Ha llegado la primavera y después del reposo invernal la vid comienza a despertar de su letargo, en el que se exhibe con un desnudo tronco recio, exento de los largos sarmientos y zarcillos secos y retorcidos que fueron podados una vez que cayeron sus rojas hojas otoñales.

Con la subida de las temperaturas que llegan a alcanzar unos 15ºC, aproximadamente, las raíces absorben la humedad y los nutrientes de la tierra. Entonces, la savia se pone en movimiento recorriendo el tronco y los brazos hasta llegar a los pulgares. El líquido fluye por los cortes de la poda y gotea, lo que se llama “lloro”.

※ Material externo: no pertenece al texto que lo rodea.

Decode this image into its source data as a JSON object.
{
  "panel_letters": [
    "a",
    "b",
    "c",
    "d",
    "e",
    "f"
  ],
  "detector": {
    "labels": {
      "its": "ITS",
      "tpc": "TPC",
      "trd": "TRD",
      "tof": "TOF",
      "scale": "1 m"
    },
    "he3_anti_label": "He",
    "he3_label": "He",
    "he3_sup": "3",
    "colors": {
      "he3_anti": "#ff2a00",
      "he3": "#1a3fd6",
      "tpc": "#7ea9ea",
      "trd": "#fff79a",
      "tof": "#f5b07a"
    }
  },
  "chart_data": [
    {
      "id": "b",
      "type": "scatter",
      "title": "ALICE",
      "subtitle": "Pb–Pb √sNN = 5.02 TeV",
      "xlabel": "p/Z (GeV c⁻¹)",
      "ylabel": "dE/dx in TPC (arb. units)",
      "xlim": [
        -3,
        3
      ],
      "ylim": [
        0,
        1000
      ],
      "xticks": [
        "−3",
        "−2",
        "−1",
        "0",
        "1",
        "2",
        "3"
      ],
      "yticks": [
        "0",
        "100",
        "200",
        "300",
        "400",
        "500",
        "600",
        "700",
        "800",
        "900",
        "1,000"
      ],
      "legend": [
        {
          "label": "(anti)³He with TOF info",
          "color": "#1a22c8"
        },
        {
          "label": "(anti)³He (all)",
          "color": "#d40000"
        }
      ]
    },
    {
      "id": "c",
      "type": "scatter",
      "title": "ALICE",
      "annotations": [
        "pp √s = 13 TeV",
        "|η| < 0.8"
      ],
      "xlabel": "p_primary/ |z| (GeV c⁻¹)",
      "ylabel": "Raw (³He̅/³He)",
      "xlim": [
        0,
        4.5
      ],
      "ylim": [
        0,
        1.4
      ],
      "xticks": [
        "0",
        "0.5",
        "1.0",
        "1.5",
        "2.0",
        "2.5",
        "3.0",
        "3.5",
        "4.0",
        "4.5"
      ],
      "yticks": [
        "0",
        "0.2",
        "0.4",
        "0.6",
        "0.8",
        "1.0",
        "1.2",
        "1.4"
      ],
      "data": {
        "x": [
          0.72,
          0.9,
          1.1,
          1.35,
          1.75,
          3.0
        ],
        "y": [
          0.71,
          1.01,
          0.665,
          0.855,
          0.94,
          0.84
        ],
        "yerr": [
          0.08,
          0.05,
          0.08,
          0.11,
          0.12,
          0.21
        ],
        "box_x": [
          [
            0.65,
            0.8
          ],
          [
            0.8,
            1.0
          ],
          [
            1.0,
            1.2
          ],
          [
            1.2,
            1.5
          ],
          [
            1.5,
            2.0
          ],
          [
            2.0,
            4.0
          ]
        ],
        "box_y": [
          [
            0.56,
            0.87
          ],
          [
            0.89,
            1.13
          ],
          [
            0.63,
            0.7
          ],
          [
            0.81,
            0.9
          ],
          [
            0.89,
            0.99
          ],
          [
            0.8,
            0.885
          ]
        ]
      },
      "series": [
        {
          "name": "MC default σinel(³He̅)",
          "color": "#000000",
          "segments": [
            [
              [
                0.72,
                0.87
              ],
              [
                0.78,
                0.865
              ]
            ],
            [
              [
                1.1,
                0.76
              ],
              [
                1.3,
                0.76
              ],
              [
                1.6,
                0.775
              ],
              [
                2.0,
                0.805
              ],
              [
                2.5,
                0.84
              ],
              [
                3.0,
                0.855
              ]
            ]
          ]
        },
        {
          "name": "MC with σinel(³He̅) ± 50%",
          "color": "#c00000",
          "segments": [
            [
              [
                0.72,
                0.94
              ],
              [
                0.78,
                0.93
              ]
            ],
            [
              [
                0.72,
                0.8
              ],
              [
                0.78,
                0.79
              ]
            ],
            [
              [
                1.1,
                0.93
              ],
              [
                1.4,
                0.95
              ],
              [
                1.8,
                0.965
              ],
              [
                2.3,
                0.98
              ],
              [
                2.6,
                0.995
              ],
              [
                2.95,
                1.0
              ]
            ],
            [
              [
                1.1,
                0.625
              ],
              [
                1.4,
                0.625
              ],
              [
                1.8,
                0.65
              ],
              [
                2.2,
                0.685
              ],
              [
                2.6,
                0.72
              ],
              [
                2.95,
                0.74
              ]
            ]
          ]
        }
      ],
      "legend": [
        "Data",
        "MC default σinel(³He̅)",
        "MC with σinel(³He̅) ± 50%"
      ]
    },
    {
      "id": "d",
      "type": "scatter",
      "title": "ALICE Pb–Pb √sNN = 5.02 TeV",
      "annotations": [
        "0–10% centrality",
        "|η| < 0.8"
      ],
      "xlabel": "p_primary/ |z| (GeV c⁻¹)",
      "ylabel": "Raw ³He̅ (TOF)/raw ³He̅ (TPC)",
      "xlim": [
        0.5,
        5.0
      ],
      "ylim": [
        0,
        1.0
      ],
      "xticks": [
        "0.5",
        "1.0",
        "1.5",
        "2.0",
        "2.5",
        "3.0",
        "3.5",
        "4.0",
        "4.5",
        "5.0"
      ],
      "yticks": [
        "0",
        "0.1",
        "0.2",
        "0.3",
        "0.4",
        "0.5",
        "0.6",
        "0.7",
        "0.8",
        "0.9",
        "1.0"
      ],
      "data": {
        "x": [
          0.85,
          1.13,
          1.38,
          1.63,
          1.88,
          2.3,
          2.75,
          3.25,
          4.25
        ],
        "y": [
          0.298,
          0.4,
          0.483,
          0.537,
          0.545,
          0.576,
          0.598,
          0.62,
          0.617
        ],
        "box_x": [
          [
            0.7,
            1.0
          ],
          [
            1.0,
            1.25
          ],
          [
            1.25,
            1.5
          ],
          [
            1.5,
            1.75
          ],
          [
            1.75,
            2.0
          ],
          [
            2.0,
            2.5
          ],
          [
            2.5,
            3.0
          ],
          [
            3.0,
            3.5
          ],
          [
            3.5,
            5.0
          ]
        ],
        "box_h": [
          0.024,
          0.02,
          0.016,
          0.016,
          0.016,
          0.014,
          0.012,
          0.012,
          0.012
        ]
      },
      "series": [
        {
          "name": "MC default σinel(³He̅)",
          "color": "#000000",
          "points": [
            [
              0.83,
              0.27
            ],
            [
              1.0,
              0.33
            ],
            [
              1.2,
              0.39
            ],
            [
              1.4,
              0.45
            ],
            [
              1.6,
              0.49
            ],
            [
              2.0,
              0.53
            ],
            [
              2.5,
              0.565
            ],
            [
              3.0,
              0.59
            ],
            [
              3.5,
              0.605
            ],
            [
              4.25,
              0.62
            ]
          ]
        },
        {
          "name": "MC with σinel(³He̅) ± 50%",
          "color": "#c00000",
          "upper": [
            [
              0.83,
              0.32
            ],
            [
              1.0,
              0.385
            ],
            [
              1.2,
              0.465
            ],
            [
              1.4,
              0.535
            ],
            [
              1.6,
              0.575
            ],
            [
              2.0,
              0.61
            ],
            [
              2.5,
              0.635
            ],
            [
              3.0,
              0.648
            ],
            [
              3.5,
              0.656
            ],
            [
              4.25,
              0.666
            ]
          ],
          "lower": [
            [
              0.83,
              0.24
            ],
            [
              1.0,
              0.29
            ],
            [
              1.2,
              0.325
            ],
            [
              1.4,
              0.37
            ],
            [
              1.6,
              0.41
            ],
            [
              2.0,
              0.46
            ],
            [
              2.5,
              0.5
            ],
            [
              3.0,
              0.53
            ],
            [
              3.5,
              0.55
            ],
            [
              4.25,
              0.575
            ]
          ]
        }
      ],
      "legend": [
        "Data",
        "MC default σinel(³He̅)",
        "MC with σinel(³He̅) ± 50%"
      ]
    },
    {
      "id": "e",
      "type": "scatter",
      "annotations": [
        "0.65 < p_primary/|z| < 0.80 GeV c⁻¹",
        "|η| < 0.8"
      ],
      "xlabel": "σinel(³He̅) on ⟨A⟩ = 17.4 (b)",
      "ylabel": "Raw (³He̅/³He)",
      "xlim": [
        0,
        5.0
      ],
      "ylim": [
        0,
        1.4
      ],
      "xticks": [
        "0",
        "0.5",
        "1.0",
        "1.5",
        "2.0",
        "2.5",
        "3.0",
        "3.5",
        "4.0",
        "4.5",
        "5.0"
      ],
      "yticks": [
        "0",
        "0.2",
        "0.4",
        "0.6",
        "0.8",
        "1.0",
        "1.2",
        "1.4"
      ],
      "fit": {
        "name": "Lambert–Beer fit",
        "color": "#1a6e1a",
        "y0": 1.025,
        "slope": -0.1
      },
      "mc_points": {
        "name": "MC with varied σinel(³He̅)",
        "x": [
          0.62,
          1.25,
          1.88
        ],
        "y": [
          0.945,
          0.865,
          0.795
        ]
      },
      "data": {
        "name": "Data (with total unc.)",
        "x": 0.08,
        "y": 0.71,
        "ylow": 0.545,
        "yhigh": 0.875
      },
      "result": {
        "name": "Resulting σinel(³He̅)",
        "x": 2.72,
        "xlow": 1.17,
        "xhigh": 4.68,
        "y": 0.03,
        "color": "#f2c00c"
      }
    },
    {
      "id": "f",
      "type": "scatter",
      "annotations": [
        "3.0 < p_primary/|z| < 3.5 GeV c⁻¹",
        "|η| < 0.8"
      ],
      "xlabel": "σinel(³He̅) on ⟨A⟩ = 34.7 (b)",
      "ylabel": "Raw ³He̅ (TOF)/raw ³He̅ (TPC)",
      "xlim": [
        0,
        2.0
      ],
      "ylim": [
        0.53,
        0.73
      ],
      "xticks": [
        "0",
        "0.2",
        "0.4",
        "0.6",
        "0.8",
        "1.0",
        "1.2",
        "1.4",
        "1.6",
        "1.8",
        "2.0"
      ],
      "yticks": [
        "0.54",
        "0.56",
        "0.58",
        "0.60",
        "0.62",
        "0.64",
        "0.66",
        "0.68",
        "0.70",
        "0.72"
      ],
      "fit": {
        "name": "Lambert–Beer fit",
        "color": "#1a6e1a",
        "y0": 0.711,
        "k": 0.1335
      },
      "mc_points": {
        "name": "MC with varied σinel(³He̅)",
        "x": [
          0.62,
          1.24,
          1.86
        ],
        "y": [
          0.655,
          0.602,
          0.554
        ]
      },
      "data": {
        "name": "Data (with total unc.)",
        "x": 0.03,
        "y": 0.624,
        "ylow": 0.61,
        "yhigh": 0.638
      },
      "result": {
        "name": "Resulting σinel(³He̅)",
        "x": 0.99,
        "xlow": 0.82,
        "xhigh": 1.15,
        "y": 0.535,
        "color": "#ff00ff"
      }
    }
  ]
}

Este “llanto de la viña” suele producirse entre los meses de marzo – abril y puede durar 7 o 10 días desde que el suelo adquiere la temperatura necesaria para reactivar un nuevo ciclo. A partir de este momento, la planta empezará a brotar y sus yemas a multiplicarse, dando paso a las primeras hojas verdes en los meses de abril y mayo.

Las hojas son parte esencial de la vid. Realizan las funciones vitales de la planta: transpiración, respiración y fotosíntesis. Además, en mayo los viticultores aprovechan para dejar únicamente los brotes necesarios tras la poda y eliminan los que han salido en brazos y tronco de la cepa para evitar el exceso de vegetación y uva.

En el último mes de primavera, se gestan los embriones de las flores que empiezan a crecer siempre y cuando el clima las acompañe, ya que el sol es un elemento vital para la vid. Es está etapa de floración la que marca la magnitud de la cosecha y pone fecha al comienzo de la vendimia.